Mentre Pannunzi getta le basi per la gestione di una joint
venture della coca, Locatelli sta subendo un processo per
narcotraffico internazionale che lo conduce nel carcere di
Grasse a scontare una pena di dieci anni. In prigione vede
giusto un ritaglio dell'ameno paesaggio che si estende sotto
la collina dell'antica cittadina denominata "la capitale mondiale dei profumi",
il mare davanti a Cannes può solo intuirlo. Ma non gli serve: Diabolik è un uomo
di pensiero e d'azione rapida. Si rompe un braccio. Bisogna ricoverarlo, però
i francesi non sono sprovveduti, sospettano che quell'incidente possa non essere
casuale.
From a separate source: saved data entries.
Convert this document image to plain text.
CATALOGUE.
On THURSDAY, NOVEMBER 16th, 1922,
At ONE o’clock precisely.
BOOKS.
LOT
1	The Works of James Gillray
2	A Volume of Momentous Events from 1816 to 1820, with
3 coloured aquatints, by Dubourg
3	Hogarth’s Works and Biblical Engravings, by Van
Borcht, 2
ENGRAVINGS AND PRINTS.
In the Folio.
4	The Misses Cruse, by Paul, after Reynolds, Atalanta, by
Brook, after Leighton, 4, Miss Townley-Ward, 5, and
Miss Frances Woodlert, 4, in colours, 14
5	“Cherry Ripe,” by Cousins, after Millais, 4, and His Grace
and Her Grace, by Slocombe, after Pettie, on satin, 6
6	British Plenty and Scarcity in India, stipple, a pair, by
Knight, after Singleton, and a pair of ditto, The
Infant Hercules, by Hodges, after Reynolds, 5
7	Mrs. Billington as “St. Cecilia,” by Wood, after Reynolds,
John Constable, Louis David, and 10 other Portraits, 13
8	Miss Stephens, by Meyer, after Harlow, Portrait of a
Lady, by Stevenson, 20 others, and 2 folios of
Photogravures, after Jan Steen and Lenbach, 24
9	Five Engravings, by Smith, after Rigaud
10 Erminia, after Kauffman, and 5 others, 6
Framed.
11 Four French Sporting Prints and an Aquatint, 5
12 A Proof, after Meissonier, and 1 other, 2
Per precauzione non lo mandano a Nizza, ma a Lione, lontano dalla costa
che ha battuto palmo a palmo, a quasi cinquecento chilometri di distanza. Il
detenuto scende dal cellulare e si avvia verso l'ospedale. Dopo qualche passo si
materializzano tre uomini armati e mascherati che disarmano gli agenti della
scorta e spariscono in un lampo assieme al prigioniero. È finita un'epoca.
Locatelli fa perdere le sue tracce e varca il confine con la Spagna. Diventa
Mario, Mario di Madrid: l'uomo di riferimento dei
narcos colombiani in Europa, il proprietario di una flotta
navale per il traffico internazionale di cocaina.